Il caso del Texas potrebbe aiutare a scardinare il sistema creatosi a partire dalla Roe vs Wade, la sentenza del 1973 che ha imposto l’aborto a tutti i 50 Stati federati, violentando la Costituzione statunitense. Potenzialmente, la normativa texana potrebbe avere un impatto maggiore della legge del Mississippi, che vieta la gran parte degli aborti dopo le 15 settimane di gravidanza e la cui costituzionalità verrà valutata dalla Corte Suprema da dicembre 2021 in poi, con la decisione finale attesa per l’estate 2022.

L’esito finale dello scontro sul Senate Bill 8, com’è anche conosciuta la legge in vigore dallo scorso 1 settembre, è umanamente imprevedibile, ma intanto è certo che l’impianto giuridico del testo firmato dal governatore Greg Abbott il 19 maggio 2021 sta dando filo da torcere al fronte pro aborto come mai prima d’ora. Ricordiamo che la normativa texana è la prima tra i vari heartbeat bills approvati negli ultimi anni da una quindicina di Stati - ma sempre stoppati dai tribunali - ad essere entrata in vigore. Il suo peculiare meccanismo di applicazione, demandata all’iniziativa dei comuni cittadini e non ai funzionari statali, ha fin qui neutralizzato gli argomenti legali della politica e industria abortista. Industria che tra l’altro teme di subire una causa anche per gli eventuali aborti procurati in violazione della legge nei periodi di temporanea sospensione (decisa per via giudiziaria) della stessa, perché una norma dell’Heartbeat Act prevede comunque la possibilità di perseguire successivamente l’abortista colpevole di violazione, qualora la legge venga riabilitata da una corte superiore. Com’è appunto avvenuto in questo caso.

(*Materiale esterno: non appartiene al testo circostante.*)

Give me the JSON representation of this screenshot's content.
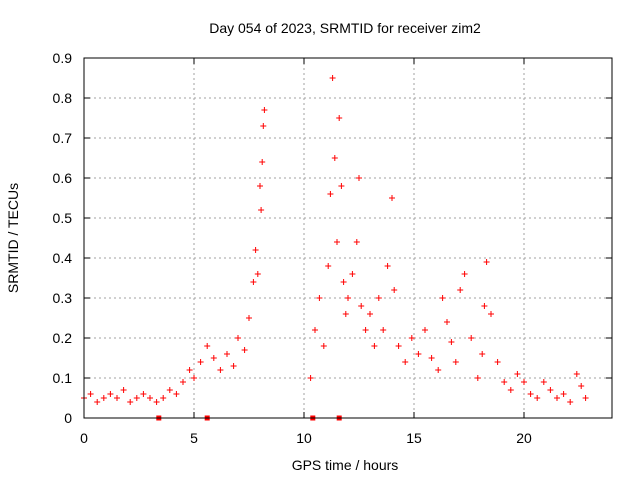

Sarà, dunque, anche per il suddetto motivo - unito a una serie di altre (giuste) limitazioni lamentate da Sarah Wheat, portavoce della Planned Parenthood per il Grande Texas - che la clinica di Waco, nel breve ‘interregno’ del giudizio pro aborto di Pitman, aveva deciso di non riprendere subito le procedure abortive, temendo proprio il ribaltamento in Appello. A prendersi il rischio e annunciare, in quei due giorni di sospensione della legge, l’effettiva ripresa degli aborti è stata invece un’altra catena della morte, Whole Woman’s Health, che su Twitter, giovedì 7 ottobre, è arrivata a scrivere: «In questo clima, ogni singolo aborto che possiamo fornire è una vittoria». Parole che fanno capire quanta ideologia muova la propaganda abortista, che è così cieca e si inganna a tal punto da celebrare un atto che toglie la vita a un bambino innocente e non fa certo il bene di sua madre.